When I connected with Astraea, it was 20 years ago. And it was with a concrete wish to do international funding. Astraea was interested in doing that, hadn’t started yet, but really wanted to. So they took me as a chance to get started and I’ve been watching it grow since then, go through many phases and meeting excellent folks working there. What satisfies me so much about the work is it’s a lot of work with beginnings. Pioneer work, as it’s called. That’s an American term, I guess. But it means you find, you connect for the first time, which always comes with a tremendous boost of energy.
I work with inherited money, took me quite a while to get to a place where I say that confidently. Because I’m just a human being who gets touched by what goes on around, and I consider money just a tool.
I feel in giving to Astraea it is a direct way to give to the movement, not only in terms of where the money goes, but also in terms of how that money is being distributed. There’s fresh influx of ideas and human resources from the movement into how the work happens at Astraea, so it stays up-to-date. It’s a living thing, and you’re part of a process. I consider myself part of the same movement that I’m funding, which means I get to think, too, and I get to have impact there. Which means I get to meet people personally.

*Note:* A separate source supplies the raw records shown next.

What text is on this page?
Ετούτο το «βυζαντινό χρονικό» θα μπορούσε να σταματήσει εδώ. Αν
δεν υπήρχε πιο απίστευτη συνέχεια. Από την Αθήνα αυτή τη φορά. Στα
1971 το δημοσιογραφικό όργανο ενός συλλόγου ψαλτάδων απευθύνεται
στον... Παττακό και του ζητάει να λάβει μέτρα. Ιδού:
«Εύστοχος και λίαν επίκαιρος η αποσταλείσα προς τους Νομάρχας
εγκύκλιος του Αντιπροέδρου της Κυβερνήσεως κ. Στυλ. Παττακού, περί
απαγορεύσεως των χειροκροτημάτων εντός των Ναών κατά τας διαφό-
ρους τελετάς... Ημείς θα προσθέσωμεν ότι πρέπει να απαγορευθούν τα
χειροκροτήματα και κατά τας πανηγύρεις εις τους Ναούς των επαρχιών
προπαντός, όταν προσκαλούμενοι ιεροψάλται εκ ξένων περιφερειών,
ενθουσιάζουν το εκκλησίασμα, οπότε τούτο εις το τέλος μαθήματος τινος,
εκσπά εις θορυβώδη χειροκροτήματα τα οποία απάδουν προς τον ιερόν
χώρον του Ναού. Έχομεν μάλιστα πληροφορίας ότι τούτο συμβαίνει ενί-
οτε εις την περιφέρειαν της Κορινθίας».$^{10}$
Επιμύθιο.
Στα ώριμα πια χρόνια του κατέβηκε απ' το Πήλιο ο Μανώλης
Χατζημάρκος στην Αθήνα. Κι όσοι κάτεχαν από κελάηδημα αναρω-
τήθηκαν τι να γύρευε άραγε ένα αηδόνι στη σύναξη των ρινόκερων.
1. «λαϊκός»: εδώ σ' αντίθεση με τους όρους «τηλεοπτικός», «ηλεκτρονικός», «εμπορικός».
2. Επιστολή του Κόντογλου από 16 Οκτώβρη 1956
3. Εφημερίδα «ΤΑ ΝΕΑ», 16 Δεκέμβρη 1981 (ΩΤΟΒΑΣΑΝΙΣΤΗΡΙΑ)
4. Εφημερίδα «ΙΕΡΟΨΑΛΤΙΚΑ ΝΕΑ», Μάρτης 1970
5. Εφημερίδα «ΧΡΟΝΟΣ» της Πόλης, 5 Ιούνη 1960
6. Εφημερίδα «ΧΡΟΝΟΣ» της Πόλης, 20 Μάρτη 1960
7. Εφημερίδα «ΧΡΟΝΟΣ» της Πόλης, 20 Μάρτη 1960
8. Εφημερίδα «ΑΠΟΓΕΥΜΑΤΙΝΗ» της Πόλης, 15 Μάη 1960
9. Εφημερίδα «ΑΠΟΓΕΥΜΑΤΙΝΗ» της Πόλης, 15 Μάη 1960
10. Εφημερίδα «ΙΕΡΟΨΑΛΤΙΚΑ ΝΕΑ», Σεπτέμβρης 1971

I chose Astraea particularly as a lesbian-led organization to do what was then gay/lesbian funding because who is on the margins sees the larger picture. People who are in the larger picture don’t necessarily see the margin. We have to learn the language of the mainstream, so you get more if you have people from the marginal position actually running it.
We called. We have good reason. We know why we do what we want to do. Don’t forget your own radical edge, right? What makes you mad? It’s a very good source of energy. There’s many issues, and this is one where you can actually affect some change, and the whole thing still holds true: If we don’t do it, who will?